1. Every transition is different, but yet similar.
2. Often the “big” issues mask the real issues.
3. Opposition is inevitable.
4. Prayer and the Word are foundational tools for navigating issues and opposition.
—The confidence I have as a leader is that Jesus has brought me into the throne room of Heaven to talk to the Father. I am free to pour my heart out before Him. Prayer also enables me to trust Him.
—The Word nourishes a weary heart with good news of a strong and kind Savior.
5. The danger of leaders in transition is to focus on the people’s cooperation rather than their health.
—Juxtapose Ezra/Nehemiah’s law-emphasis to the enablement of the gospel.
—Theological transition may be the hardest transition in a church.
6. Transition takes time—a lot of it.
—The gospel enables my patience in believing that this is Jesus’ work, not mine.

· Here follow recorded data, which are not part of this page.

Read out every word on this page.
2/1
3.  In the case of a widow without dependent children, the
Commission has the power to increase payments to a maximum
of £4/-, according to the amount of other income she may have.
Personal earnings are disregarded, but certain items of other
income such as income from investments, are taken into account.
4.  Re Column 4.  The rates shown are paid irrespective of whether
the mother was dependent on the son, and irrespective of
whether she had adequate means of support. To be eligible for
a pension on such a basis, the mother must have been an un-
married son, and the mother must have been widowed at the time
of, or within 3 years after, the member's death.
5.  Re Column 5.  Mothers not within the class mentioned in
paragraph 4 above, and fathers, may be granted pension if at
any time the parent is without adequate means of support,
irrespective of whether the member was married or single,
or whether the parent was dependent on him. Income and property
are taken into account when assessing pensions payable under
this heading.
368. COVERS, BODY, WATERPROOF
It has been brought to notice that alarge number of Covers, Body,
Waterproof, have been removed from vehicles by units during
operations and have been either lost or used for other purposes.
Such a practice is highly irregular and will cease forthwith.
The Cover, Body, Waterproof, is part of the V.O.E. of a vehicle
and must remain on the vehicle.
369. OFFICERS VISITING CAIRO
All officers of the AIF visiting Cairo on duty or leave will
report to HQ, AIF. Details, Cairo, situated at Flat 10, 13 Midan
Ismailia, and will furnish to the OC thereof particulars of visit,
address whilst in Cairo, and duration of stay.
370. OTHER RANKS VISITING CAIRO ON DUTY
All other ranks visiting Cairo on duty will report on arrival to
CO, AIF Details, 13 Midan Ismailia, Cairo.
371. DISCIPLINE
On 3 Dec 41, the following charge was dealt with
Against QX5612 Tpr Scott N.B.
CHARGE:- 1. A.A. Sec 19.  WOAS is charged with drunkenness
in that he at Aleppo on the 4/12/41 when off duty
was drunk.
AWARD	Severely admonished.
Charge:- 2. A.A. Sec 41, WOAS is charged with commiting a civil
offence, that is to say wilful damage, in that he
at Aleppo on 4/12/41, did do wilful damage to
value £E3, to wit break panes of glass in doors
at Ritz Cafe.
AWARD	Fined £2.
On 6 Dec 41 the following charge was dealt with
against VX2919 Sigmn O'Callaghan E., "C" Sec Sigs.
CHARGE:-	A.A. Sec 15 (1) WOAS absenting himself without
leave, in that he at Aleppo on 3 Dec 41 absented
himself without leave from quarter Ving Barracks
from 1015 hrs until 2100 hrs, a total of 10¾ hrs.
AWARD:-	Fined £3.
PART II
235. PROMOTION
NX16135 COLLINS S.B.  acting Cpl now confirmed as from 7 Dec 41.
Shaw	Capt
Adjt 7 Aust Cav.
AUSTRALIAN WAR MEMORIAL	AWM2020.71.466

—The slow, steady spiritual formation that happens in the life of a church must also happen in the life of the pastor to trust God’s timing and work. This view finds its base in the gospel.
7. The story of Scripture is not about good leaders who regularly get it wrong, but about a Savior who comes to make it right.
—The story of my life is not the efficacy of my leadership, but the efficacy of Christ’s life, death, and resurrection to make me new and to make me His.